Le Conseil national a mené de grands débats jusqu’en début de cette semaine sur la révision de la loi CO2. En effet, pour respecter les engagements de la Suisse dans les accords de Paris, il est envisagé d’augmenter le prix de la tonne de CO2. Le débat a été vif et il a même été question de la possibilité encore très hypothétique de taxer le kérosène des avions qui échappe encore à toute taxe (Le Temps pdf). Le 11 décembre, le National a refusé cette nouvelle loi sur le CO2 au grand dam des milieux environnementaux. Dans le courant des discussions la taxe sur le kérozène avait déjà été refusée, l’augmentation du prix des carburants limité et les sanctions pour les importateurs de carburants qui ne compensent pas correctement les émissions de CO2 diminuées. Le National avait surtout refusé de fixer un objectif de réduction précis de CO2. Suite à ce refus, la loi va retourner au Conseil des Etats et la décision finale est prévue en 2019. Il est probable que la crise des gilets jaunes en France ait influé sur la décision de certains parlementaires car ils craignaient aussi une forte opposition et la possibilité « q’un référendum anti taxe » soit accepté par le peuple.

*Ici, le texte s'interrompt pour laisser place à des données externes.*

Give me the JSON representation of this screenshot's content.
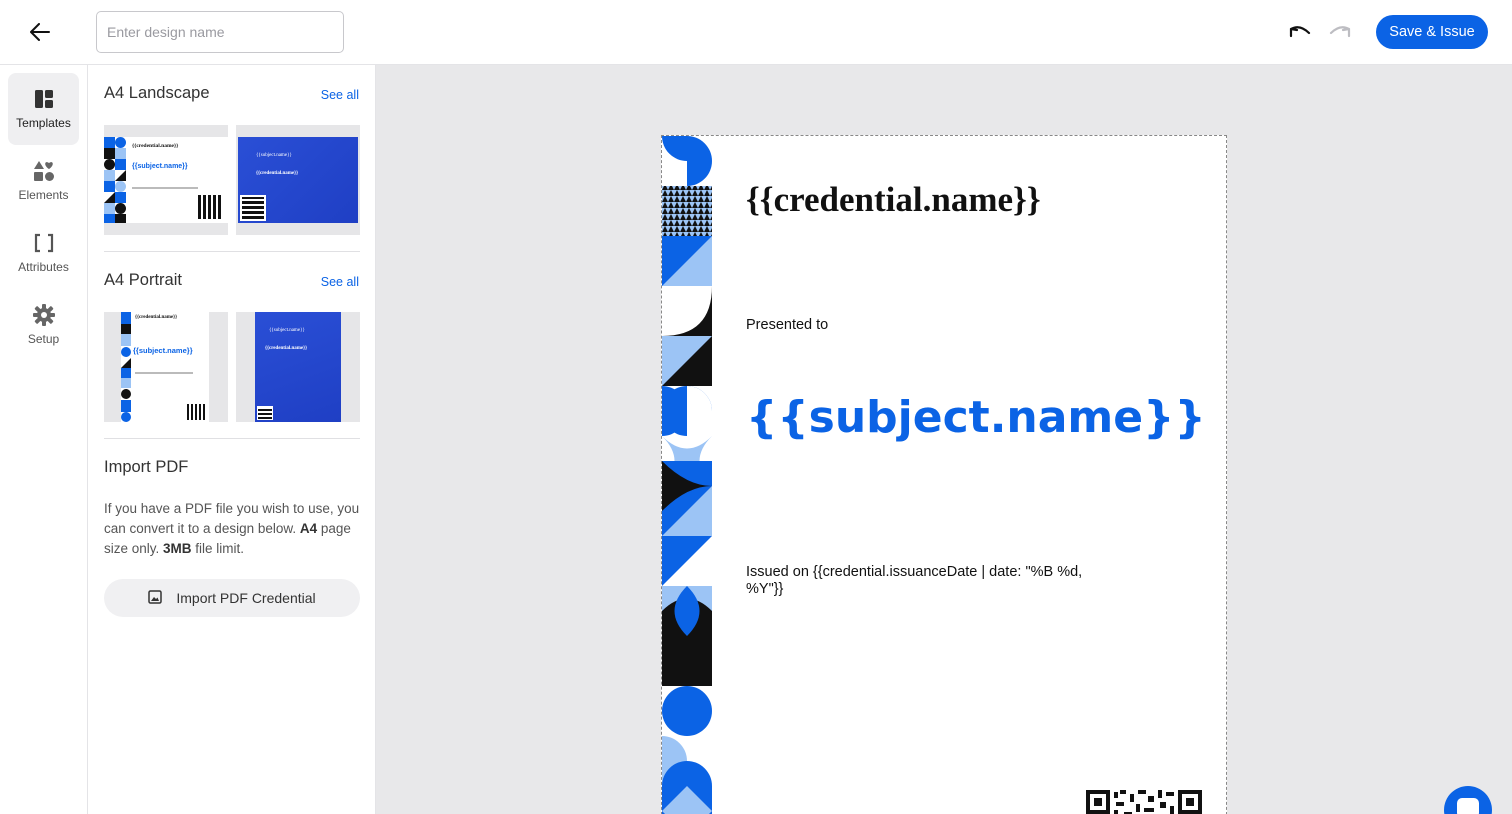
{
  "header": {
    "design_name_placeholder": "Enter design name",
    "design_name_value": "",
    "save_label": "Save & Issue"
  },
  "nav": {
    "items": [
      {
        "label": "Templates",
        "icon": "layout-icon",
        "active": true
      },
      {
        "label": "Elements",
        "icon": "shapes-icon",
        "active": false
      },
      {
        "label": "Attributes",
        "icon": "brackets-icon",
        "active": false
      },
      {
        "label": "Setup",
        "icon": "gear-icon",
        "active": false
      }
    ]
  },
  "panel": {
    "landscape": {
      "title": "A4 Landscape",
      "see_all": "See all",
      "thumbs": [
        {
          "heading": "{{credential.name}}",
          "subject": "{{subject.name}}",
          "style": "white"
        },
        {
          "heading": "{{subject.name}}",
          "subject": "{{credential.name}}",
          "style": "blue"
        }
      ]
    },
    "portrait": {
      "title": "A4 Portrait",
      "see_all": "See all",
      "thumbs": [
        {
          "heading": "{{credential.name}}",
          "subject": "{{subject.name}}",
          "style": "white"
        },
        {
          "heading": "{{subject.name}}",
          "subject": "{{credential.name}}",
          "style": "blue"
        }
      ]
    },
    "import": {
      "title": "Import PDF",
      "text_1": "If you have a PDF file you wish to use, you can convert it to a design below. ",
      "bold_1": "A4",
      "text_2": " page size only. ",
      "bold_2": "3MB",
      "text_3": " file limit.",
      "button_label": "Import PDF Credential"
    }
  },
  "certificate": {
    "credential_name": "{{credential.name}}",
    "presented_to": "Presented to",
    "subject_name": "{{subject.name}}",
    "issued_on": "Issued on {{credential.issuanceDate | date: \"%B %d, %Y\"}}"
  },
  "colors": {
    "accent": "#0b63e5",
    "light_blue": "#9cc4f5",
    "canvas_bg": "#e8e8ea"
  }
}
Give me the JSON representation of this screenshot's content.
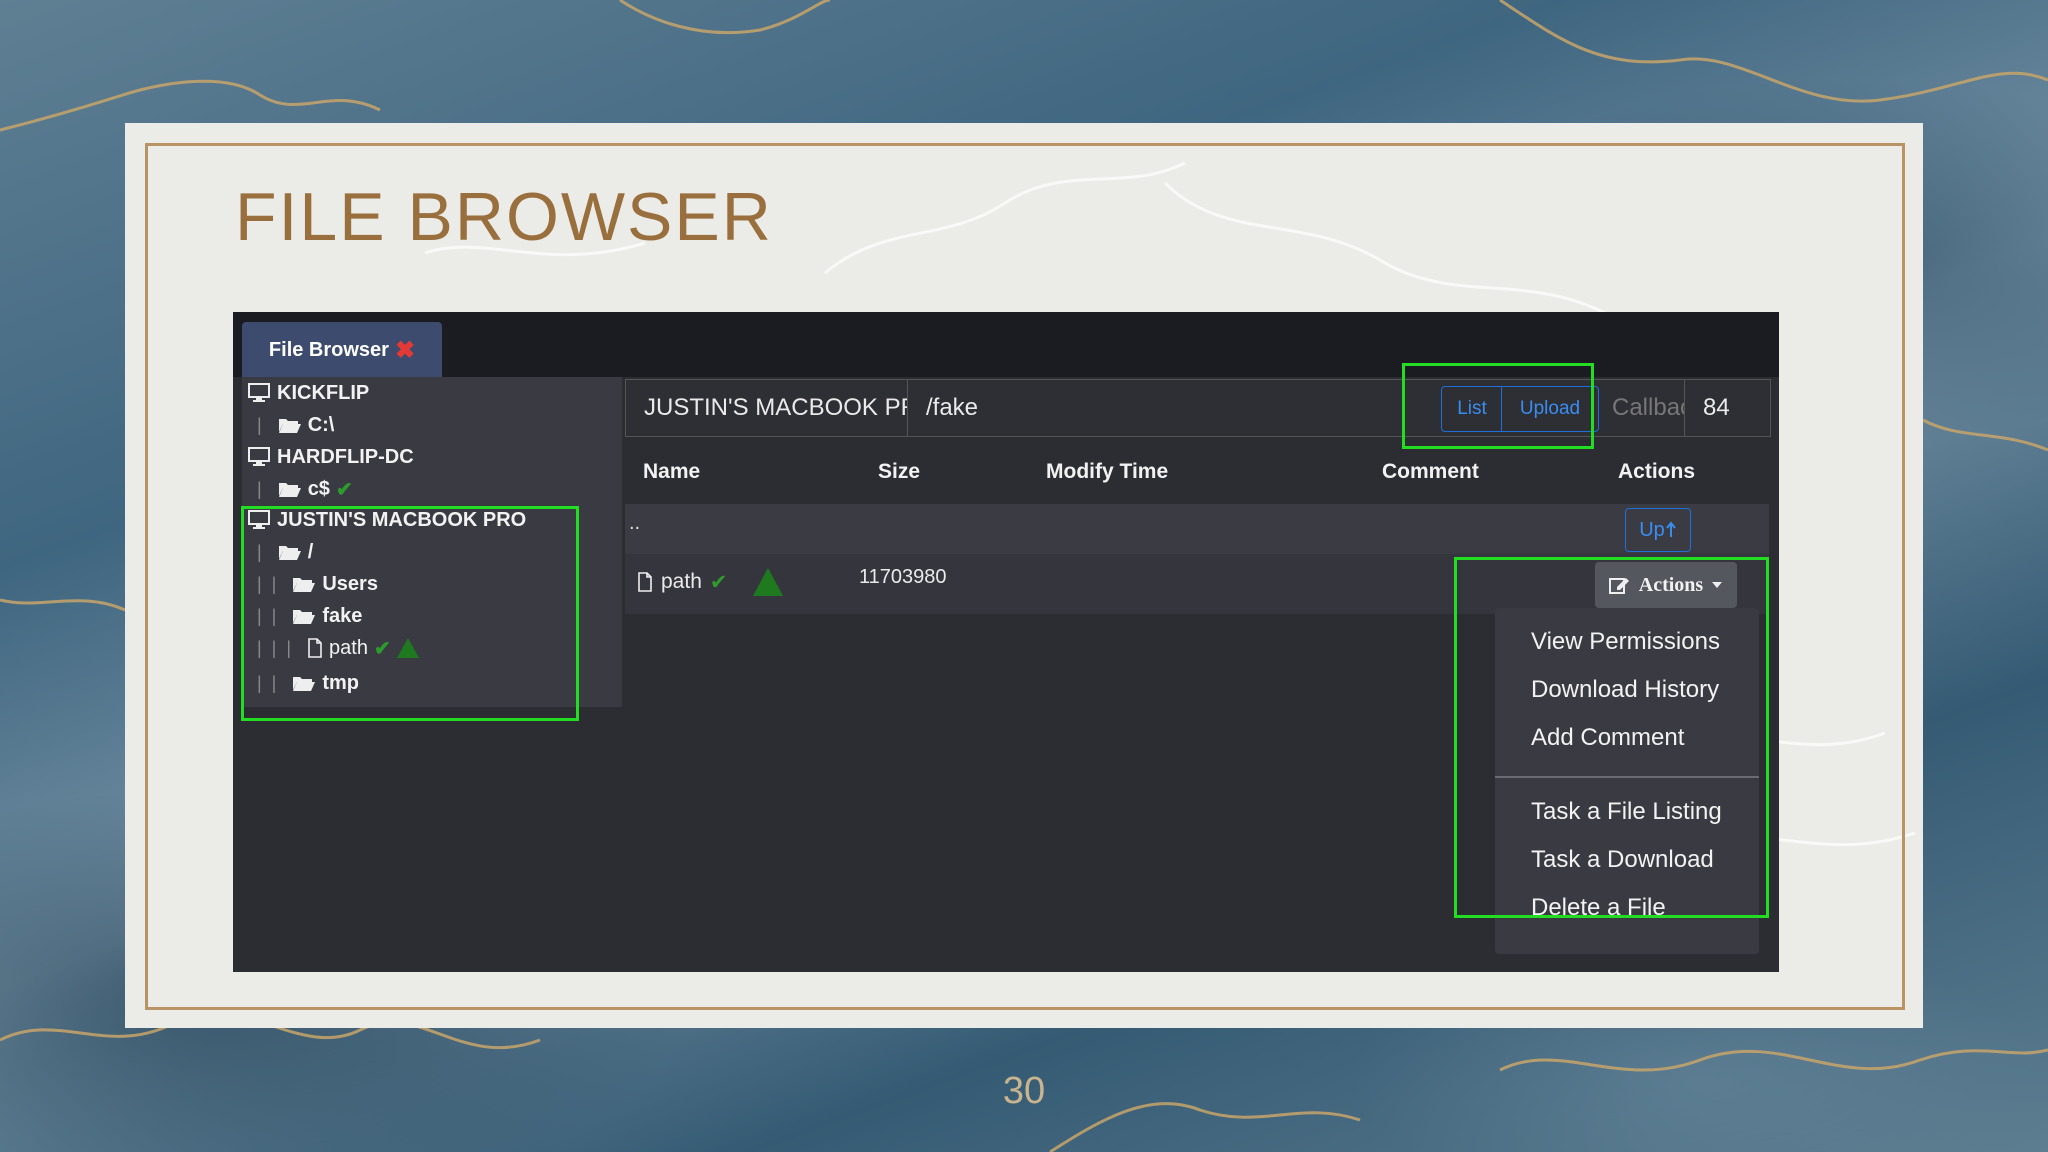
{
  "slide": {
    "title": "FILE BROWSER",
    "page_number": "30"
  },
  "tab": {
    "label": "File Browser",
    "close_icon": "✖"
  },
  "tree": {
    "nodes": [
      {
        "label": "KICKFLIP",
        "icon": "computer-icon"
      },
      {
        "label": "C:\\",
        "icon": "folder-open-icon"
      },
      {
        "label": "HARDFLIP-DC",
        "icon": "computer-icon"
      },
      {
        "label": "c$",
        "icon": "folder-open-icon",
        "status": "✔"
      },
      {
        "label": "JUSTIN'S MACBOOK PRO",
        "icon": "computer-icon"
      },
      {
        "label": "/",
        "icon": "folder-open-icon"
      },
      {
        "label": "Users",
        "icon": "folder-open-icon"
      },
      {
        "label": "fake",
        "icon": "folder-open-icon"
      },
      {
        "label": "path",
        "icon": "file-icon",
        "status": "✔"
      },
      {
        "label": "tmp",
        "icon": "folder-open-icon"
      }
    ]
  },
  "pathbar": {
    "host": "JUSTIN'S MACBOOK PRO",
    "path": "/fake",
    "list_label": "List",
    "upload_label": "Upload",
    "callback_placeholder": "Callback",
    "callback_value": "84"
  },
  "table": {
    "headers": [
      "Name",
      "Size",
      "Modify Time",
      "Comment",
      "Actions"
    ],
    "parent_row": {
      "name": "..",
      "up_label": "Up"
    },
    "rows": [
      {
        "name": "path",
        "status": "✔",
        "size": "11703980",
        "modify_time": "",
        "comment": ""
      }
    ],
    "actions_label": "Actions"
  },
  "actions_menu": {
    "items": [
      "View Permissions",
      "Download History",
      "Add Comment",
      "Task a File Listing",
      "Task a Download",
      "Delete a File"
    ]
  },
  "colors": {
    "highlight": "#22dd22",
    "accent_blue": "#1e6fd9",
    "title_gold": "#9a6f3e",
    "success_green": "#2e9b2e"
  }
}
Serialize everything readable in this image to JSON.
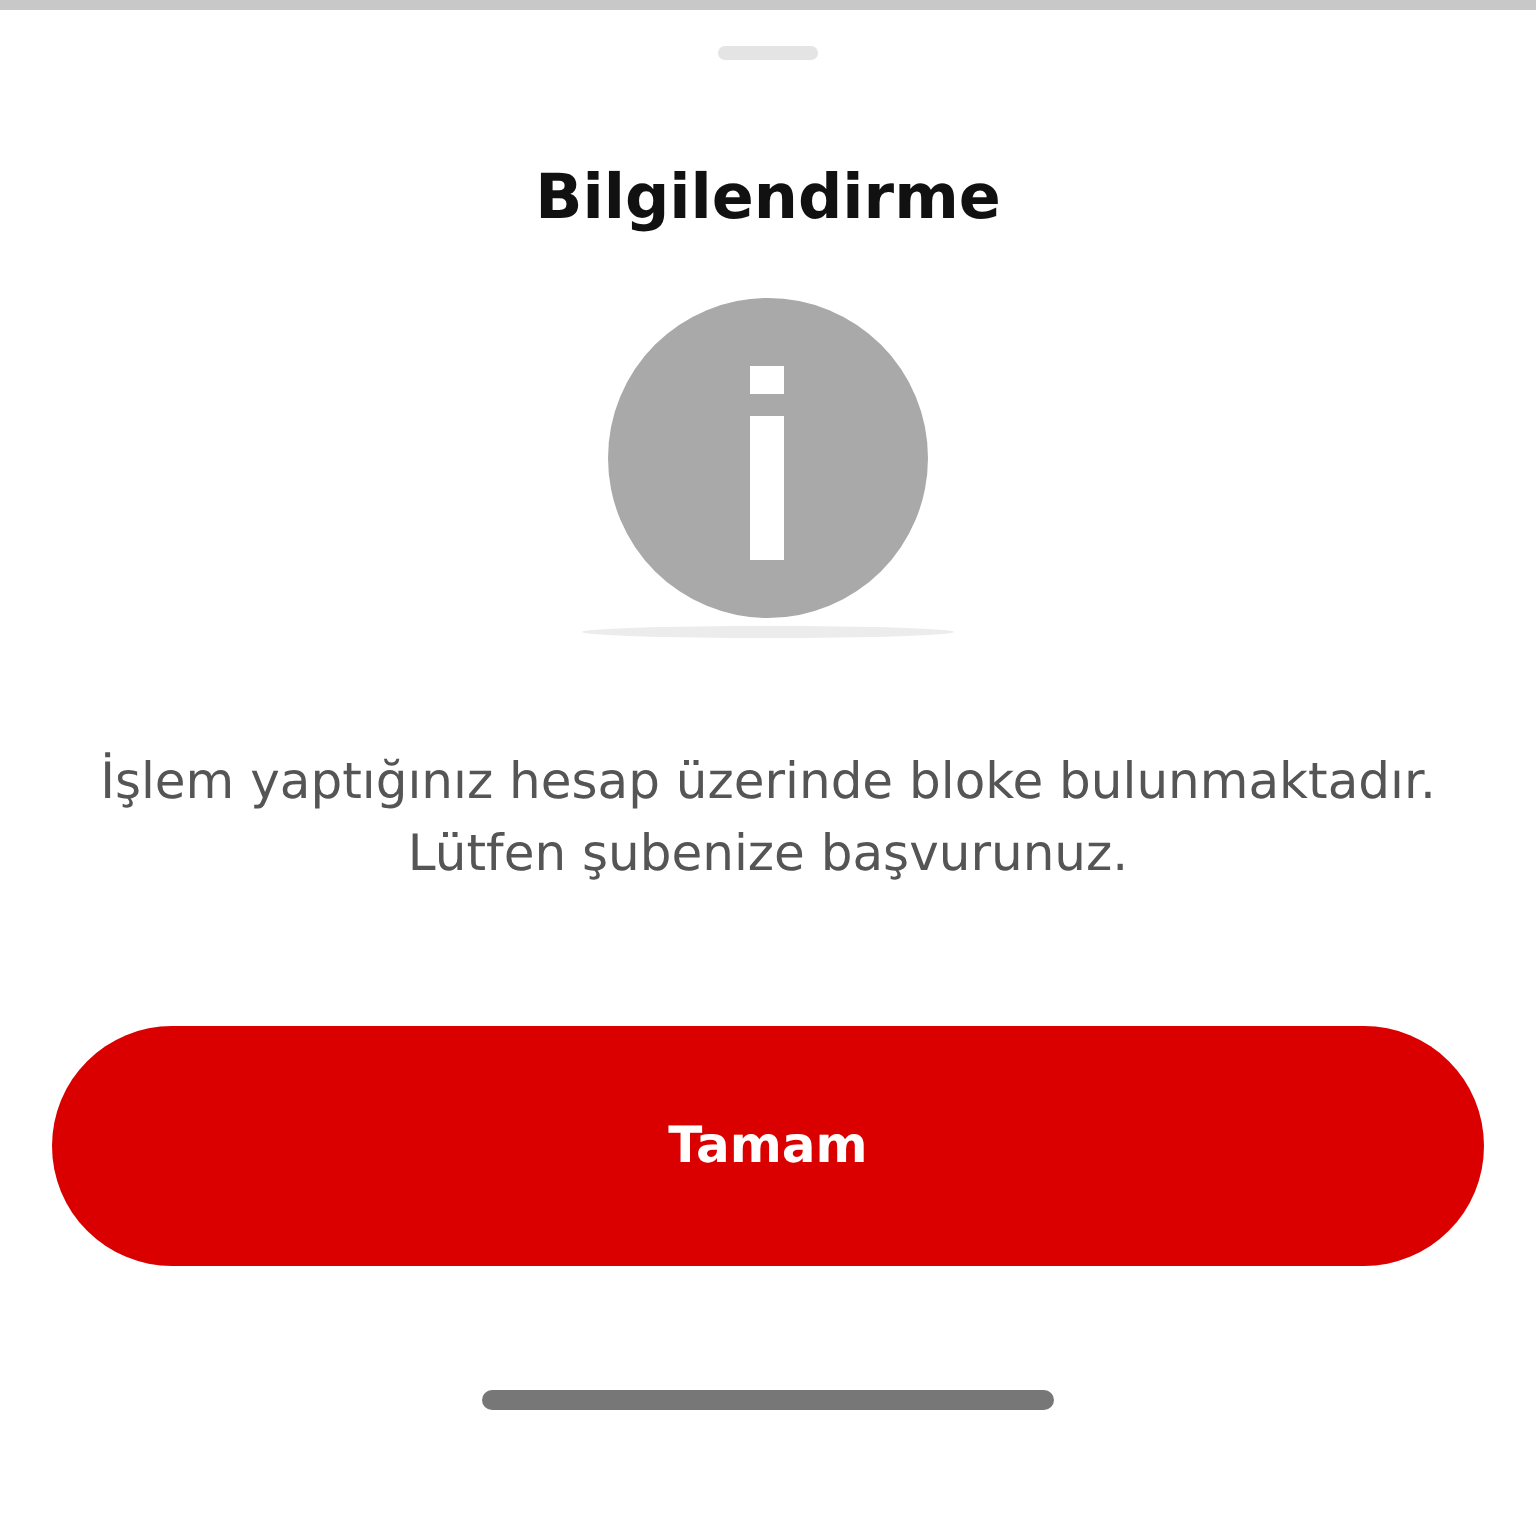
{
  "title": "Bilgilendirme",
  "message": "İşlem yaptığınız hesap üzerinde bloke bulunmaktadır. Lütfen şubenize başvurunuz.",
  "buttons": [
    {
      "label": "Tamam",
      "kind": "primary"
    }
  ]
}
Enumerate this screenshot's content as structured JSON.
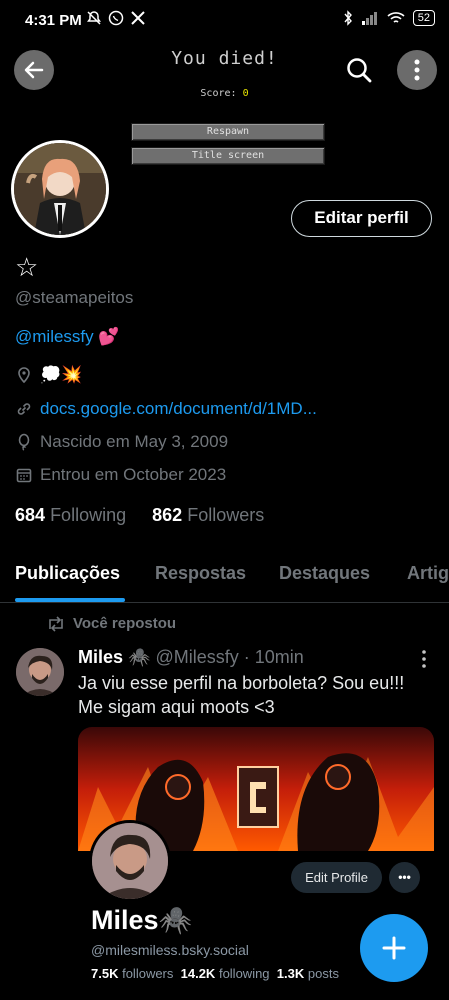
{
  "status_bar": {
    "time": "4:31 PM",
    "battery": "52"
  },
  "game_overlay": {
    "title": "You died!",
    "score_label": "Score: ",
    "score_value": "0",
    "respawn_label": "Respawn",
    "title_screen_label": "Title screen"
  },
  "profile": {
    "edit_label": "Editar perfil",
    "display_name": "☆",
    "handle": "@steamapeitos",
    "bio_mention": "@milessfy",
    "bio_emoji": "💕",
    "location_emojis": "💭💥",
    "website": "docs.google.com/document/d/1MD...",
    "birth": "Nascido em May 3, 2009",
    "joined": "Entrou em October 2023",
    "following_count": "684",
    "following_label": "Following",
    "followers_count": "862",
    "followers_label": "Followers"
  },
  "tabs": [
    "Publicações",
    "Respostas",
    "Destaques",
    "Artigos"
  ],
  "post": {
    "repost_label": "Você repostou",
    "author_name": "Miles",
    "author_emoji": "🕷️",
    "author_handle": "@Milessfy",
    "time": "· 10min",
    "text_line1": "Ja viu esse perfil na borboleta? Sou eu!!!",
    "text_line2": "Me sigam aqui moots <3"
  },
  "embed": {
    "edit_profile_label": "Edit Profile",
    "more_label": "•••",
    "name": "Miles🕷️",
    "handle": "@milesmiless.bsky.social",
    "followers_count": "7.5K",
    "followers_label": "followers",
    "following_count": "14.2K",
    "following_label": "following",
    "posts_count": "1.3K",
    "posts_label": "posts"
  },
  "colors": {
    "accent": "#1d9bf0",
    "background": "#000000",
    "muted": "#71767b"
  }
}
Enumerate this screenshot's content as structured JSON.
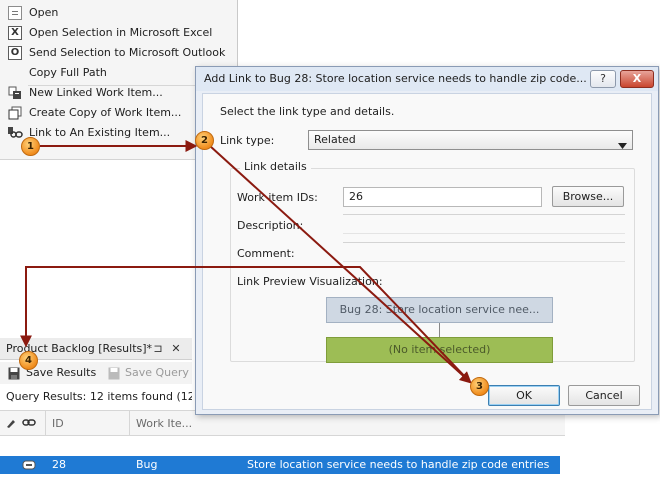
{
  "context_menu": {
    "items": [
      {
        "label": "Open",
        "icon": "open-icon"
      },
      {
        "label": "Open Selection in Microsoft Excel",
        "icon": "excel-icon"
      },
      {
        "label": "Send Selection to Microsoft Outlook",
        "icon": "outlook-icon"
      },
      {
        "label": "Copy Full Path",
        "icon": ""
      },
      {
        "label": "New Linked Work Item...",
        "icon": "new-linked-icon"
      },
      {
        "label": "Create Copy of Work Item...",
        "icon": "copy-item-icon"
      },
      {
        "label": "Link to An Existing Item...",
        "icon": "link-icon"
      }
    ]
  },
  "dialog": {
    "title": "Add Link to Bug 28: Store location service needs to handle zip code...",
    "help_label": "?",
    "close_label": "X",
    "instruction": "Select the link type and details.",
    "link_type_label": "Link type:",
    "link_type_value": "Related",
    "group_label": "Link details",
    "work_item_ids_label": "Work item IDs:",
    "work_item_ids_value": "26",
    "browse_label": "Browse...",
    "description_label": "Description:",
    "comment_label": "Comment:",
    "preview_label": "Link Preview Visualization:",
    "preview_source": "Bug 28: Store location service nee...",
    "preview_target": "(No item selected)",
    "ok_label": "OK",
    "cancel_label": "Cancel"
  },
  "panel": {
    "title": "Product Backlog [Results]*",
    "pin_label": "⊐",
    "close_label": "✕",
    "save_results_label": "Save Results",
    "save_query_label": "Save Query",
    "status": "Query Results: 12 items found (12..."
  },
  "grid": {
    "headers": [
      "ID",
      "Work Ite..."
    ],
    "row": {
      "id": "28",
      "type": "Bug",
      "title": "Store location service needs to handle zip code entries"
    }
  },
  "callouts": [
    "1",
    "2",
    "3",
    "4"
  ],
  "colors": {
    "accent": "#1f7ad4",
    "callout": "#f08c1d",
    "arrow": "#8b1a10"
  }
}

Le principe d’une taxe CO2 existe dans d’autres pays sous des formes diverses. Par exemple, la Suède a été la première à introduire une taxe carbone en 1991. En Finlande et au Danemark ce type de taxe existe aussi. En Grande Bretagne, depuis 2001, une taxe sur l’utilisation commerciale ou industrielle de l’énergie est appliquée (les ménages et des associations d’utilité publique ne sont pas concernés).
L’exemple français met surtout en lumière la contradiction entre une transition énergétique nécessaire et les préoccupations immédiates de la population; entre une politique de moyen-long terme et une autre de plus court-terme que les élus sont souvent enclins à privilégier pour des raisons électorales.
Comme le relève le journal anglais The Guardian dans un article titré « how_to_make_carbon_tax_popular_pdf » une province du Canada a introduit en 2008 une taxe carbone avec un remboursement de celle-ci au travers de réductions d’impôt. Cette taxe au « revenu neutre » bien qu’acceptée localement n’a pas été appliquée dans d’autres états canadiens car elle est semble-t-il « diabolisée» dans le débat politique.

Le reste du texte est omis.